This is a follow-up post to this one, about introducing 3-digit numbers to kindergartners.
I start this lesson by asking the students to come up to the board one by one and write down consecutive numbers starting with 100. There are 4 students and they each have a chance to go up 4 times. This is what we end up with:
Here are the numbers written by each student:
- Student 1: 100, 1004, 1008, and 10012
- Student 2: 101, 105, 109, and 1013
- Student 3: 1002, 1006, 10010, 1014
- Student 4: 103, 107, 1011, 1015
It was interesting that the students did not really pay attention to what others wrote, but each one had his/her own internal reasoning that she/he stuck to.
Next comes the most interesting part, in my opinion.
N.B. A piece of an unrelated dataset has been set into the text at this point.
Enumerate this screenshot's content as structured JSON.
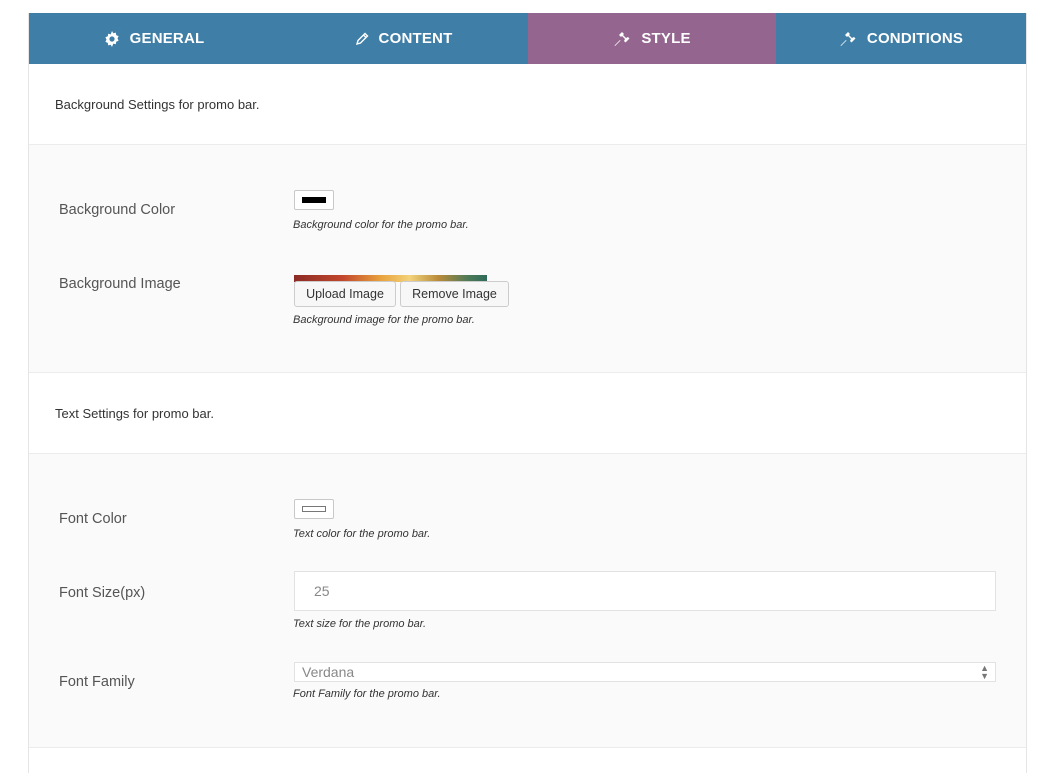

I ask whether anyone thinks that there are mistakes in the chart. They all unanimously say that all the numbers are written correctly and there are no mistakes!
Okay, lets suppose that is true and make some comparisons. What’s bigger, 1000 or 1002? According to the chart, 1002 is one hundred and two, and they all right away recognized that 1000 is one thousand. So without any hesitation, the students tell me that 1000 > 1002.
I then ask them to compare a few more pairs of numbers and we end up with the following:
Notice that everything is consistent with the original chart of numbers. However, other than that, I had a hard time finding any logic to it.
Before fixing their mistakes, I decide to go back to making some 3-digit numbers using base-10 blocks. Each student gets assigned their own number to make.
They then have to go up to the board and write down their number. But this time, I tell them that they have to write down just three digits, one for the number of flats, one for the number of rods, and one for the number of unit cubes.
Then I ask each of them what number they wrote down, and surprisingly they have no trouble at all with this. I point out how all of their numbers have exactly three digits.
We then go back to the original chart that they made with the numbers 100-115 in it. I point to each of the numbers one by one, asking them whether it is correct or not. For the ones that they tell me are incorrect, I ask them how to fix it. They tell me to erase lots of extra zeroes, and at the end we are left with the following:
I confess that I did not expect them to fix all the mistakes just like that and was quite impressed. At the same time, I have no illusions about them internalizing the concept. I am sure that they will make their original mistakes again in the future and I am totally okay with that. They will be solidifying their understanding of place value for many years to come, but I think this was a pretty good first step.
Do you remember your own first experiences with multi-digit numbers? What about those of your students/children?